Let's be very clear. This proposed RFC would not "take away" the 6to4
transition mechanism. The working group considered and rejected the idea of
publishing a phase-out plan. This draft sets no new requirements for most
current vendors of 6to4-capable equipment. It is a purely procedural bill,
not a technical one. As such, it will damage no one.
I have also seen those claims in v6ops email (haven't caught up with all of it,
but have seen a few messages). I don't buy the argument. Clearly the intent
of this draft and protocol action are to discourage use of 6to4, particularly
in new implementations. You can't discourage use of 6to4 in new
implementations without harming people who are already using it and depending
on it.
(That would be a bit like declaring IPv4 Historic and discouraging new
implementations from supporting it - when we all know that there will be people
using IPv4 in corner cases for many years even after the public Internet no
longer routes it. Legacy hardware and software that's still in use, etc.)

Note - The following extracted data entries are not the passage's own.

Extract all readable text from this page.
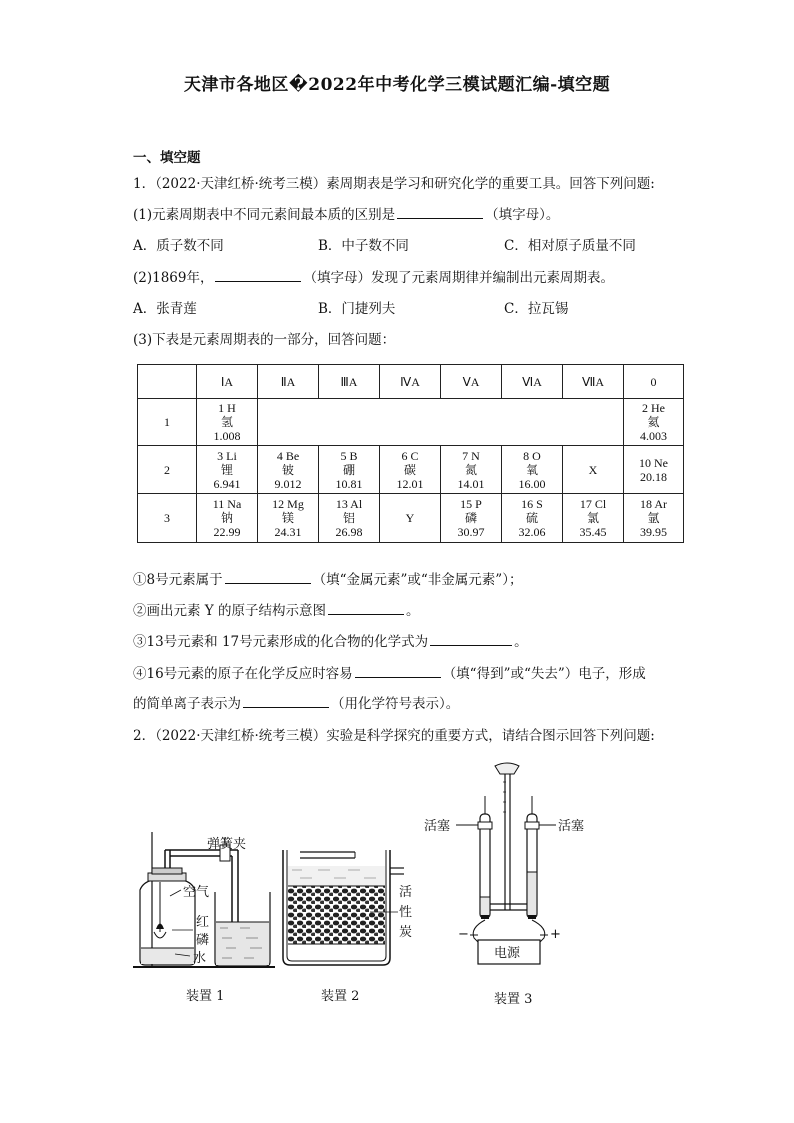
天津市各地区�2022年中考化学三模试题汇编-填空题
一、填空题
1．（2022·天津红桥·统考三模）素周期表是学习和研究化学的重要工具。回答下列问题:
(1)元素周期表中不同元素间最本质的区别是	（填字母）。
A．质子数不同	B．中子数不同	C．相对原子质量不同
(2)1869年，	（填字母）发现了元素周期律并编制出元素周期表。
A．张青莲	B．门捷列夫	C．拉瓦锡
(3)下表是元素周期表的一部分，回答问题：
	ⅠA	ⅡA	ⅢA	ⅣA	ⅤA	ⅥA	ⅦA	0
1	1 H
氢
1.008							2 He
氦
4.003

2	3 Li
锂
6.941	4 Be
铍
9.012	5 B
硼
10.81	6 C
碳
12.01	7 N
氮
14.01	8 O
氧
16.00	X	10 Ne
20.18

3	11 Na
钠
22.99	12 Mg
镁
24.31	13 Al
铝
26.98	Y	15 P
磷
30.97	16 S
硫
32.06	17 Cl
氯
35.45	18 Ar
氩
39.95
①8号元素属于	（填“金属元素”或“非金属元素”）；
②画出元素 Y 的原子结构示意图	。
③13号元素和 17号元素形成的化合物的化学式为	。
④16号元素的原子在化学反应时容易	（填“得到”或“失去”）电子，形成
的简单离子表示为	（用化学符号表示）。
2．（2022·天津红桥·统考三模）实验是科学探究的重要方式，请结合图示回答下列问题:
弹簧夹
空气
红
磷
水
活
性
炭
活塞	活塞
电源
−	+
装置 1	装置 2	装置 3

When the draft is clearly intended to do harm to 6to4, and there are clearly
people using 6to4 in the Real World, it strikes me as disingenuous for its
proponents to claim that the document will do no harm.
Publish it. Publish it now. Let its authors be free to pursue more useful
ends than defending it.
The authors are already free to abandon the effort and pursue more useful ends.
Not only would publishing this do harm to 6to4 and its users, it would set a
bad precedent. We're supposed to be working toward consensus, not trying to
cause harm to things that people use.